35:18 So this is about the concept of kind of like pip install Python 3.11, or 10 beta 2, or whatever.

35:25 - Whatever it is, yeah.

35:26 - Yeah, does that, is there a way to say, and these three packages off of PyPI?

35:32 Can I take and kind of bring a virtual environment effectively along with me with what you're doing so far?

35:38 So PyBI is, again, by themselves, I mean, it's just an archive format, right, a package format. It doesn't do anything.

35:44 That said, obviously, yeah, part of what we want is for these to be useful for things like, you know, building environments that have other packages in them and stuff.

35:53 So that's the one other thing I didn't, I forgot to mention about defining the format.

35:59 Probably the most interesting part, actually, is that we do add some new static metadata that we put into the package. And kind of the motivation there is that I try to figure out, okay, what do I need to know in order to install wheels into this Python without running it? Right? Because right now, right, like pip assumes that it's running on the Python it's installing into. So anytime it wonders, like, you know, okay, like, what ABI's does this Python support? And what version is it? What platform am I on? It can just ask the interpreter it's running on, right? And it's like, okay, well, it would be really nice if you didn't have to do that both for like efficiency, like you want to be able to, you know, figure out which, you know, have your like installer, your resolver, figure out which versions of everything it wants, without having to like download and run multiple versions of Python and stuff like, you really like to avoid that. It's also things like I want to build a cross, I want to build, release distributions for macOS, but I'm on Windows or vice versa.

37:00 Or I just want to, you know, I'm developing my package like Trio on Linux personally, but I would like it that when I lock my version, so I know all my collaborators are using the same versions, that we figure out locks that also work on Windows and macOS.

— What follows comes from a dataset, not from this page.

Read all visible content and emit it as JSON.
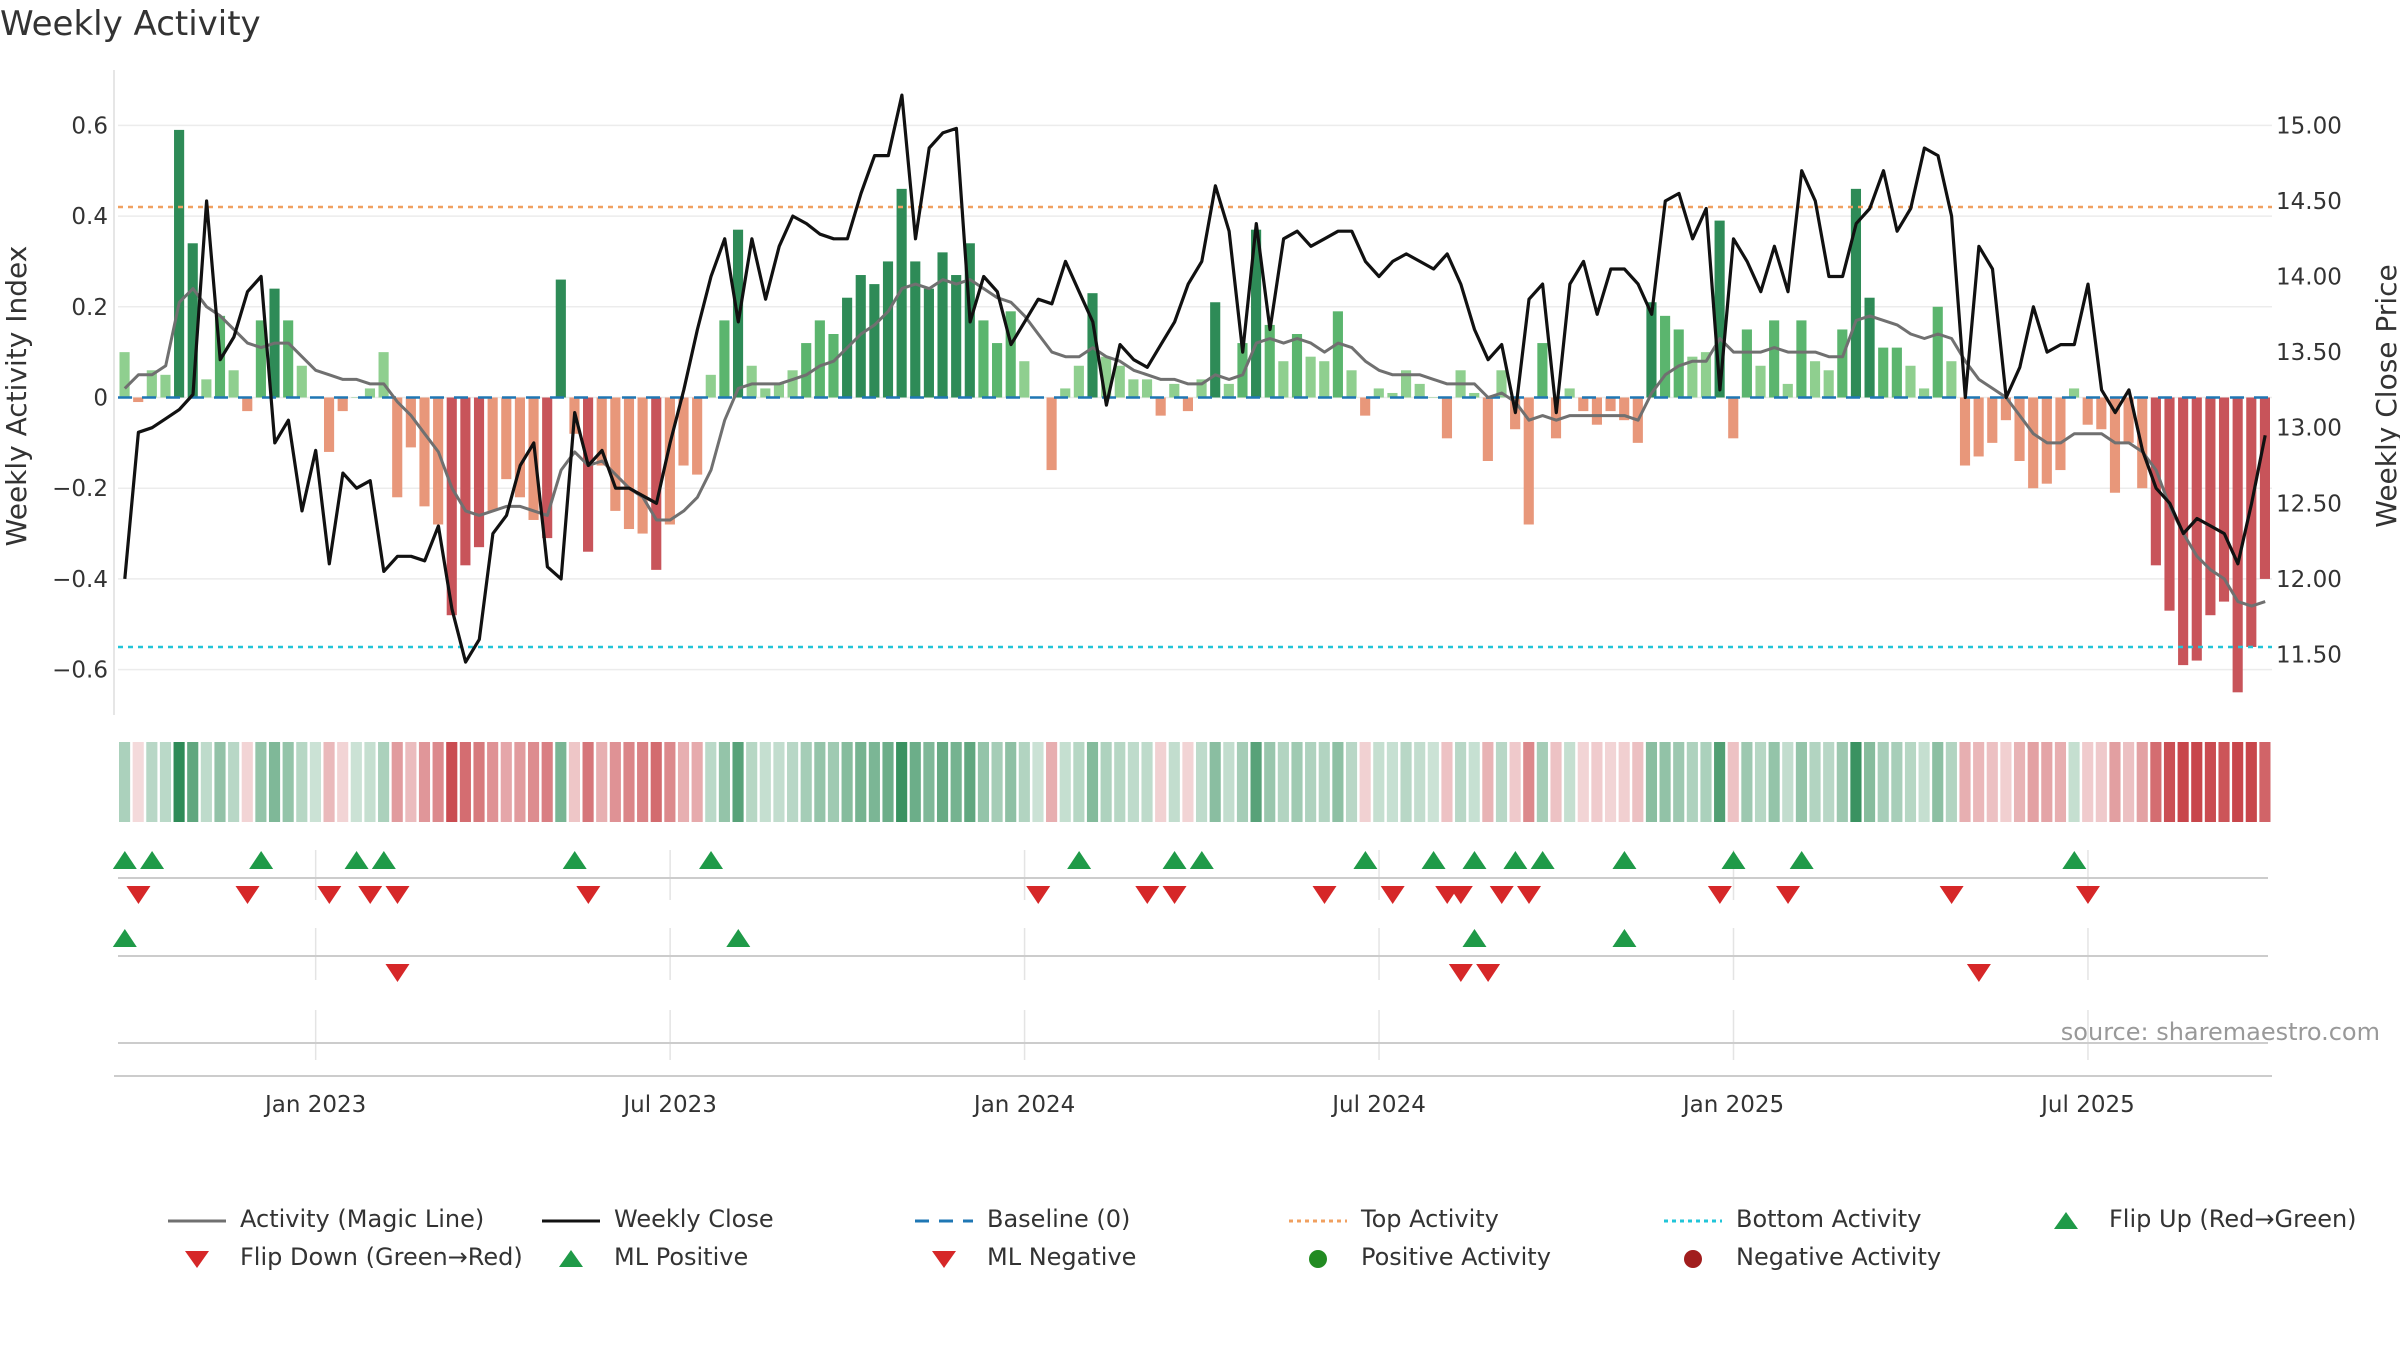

37:16 And I can't just trivial run all those Pythons from one resolver because it's not running on all three at once. And Python packaging does have the ability to have different dependencies on different OSs. It can get very complicated to figure out which packages do I need where. And so, I wanted to put a bunch of metadata into the PyBI, all the stuff you need to solve those problems. So, yeah. So, the PyBI itself, I think normally they won't ship with any packages. Maybe, again, callback. Maybe in the future we'll start moving some of the standard library into wheels that are pre-installed, you can do that. But I'm guessing like, you know, for now, it'll mostly just be, you know, a plain vanilla Python install. But then you could take that, you could take some wheels, bundle them all together into a new archive if you want. Or, again, whatever you want to do with it, stick it in a Docker image, whatever. It's a step towards but not necessarily trying to propose an entire solution of here is the interpreter and all the dependencies and the code and just run it as if it was, it had no dependency on your system. Just treat it as like a .exe or a .app. I can just double click.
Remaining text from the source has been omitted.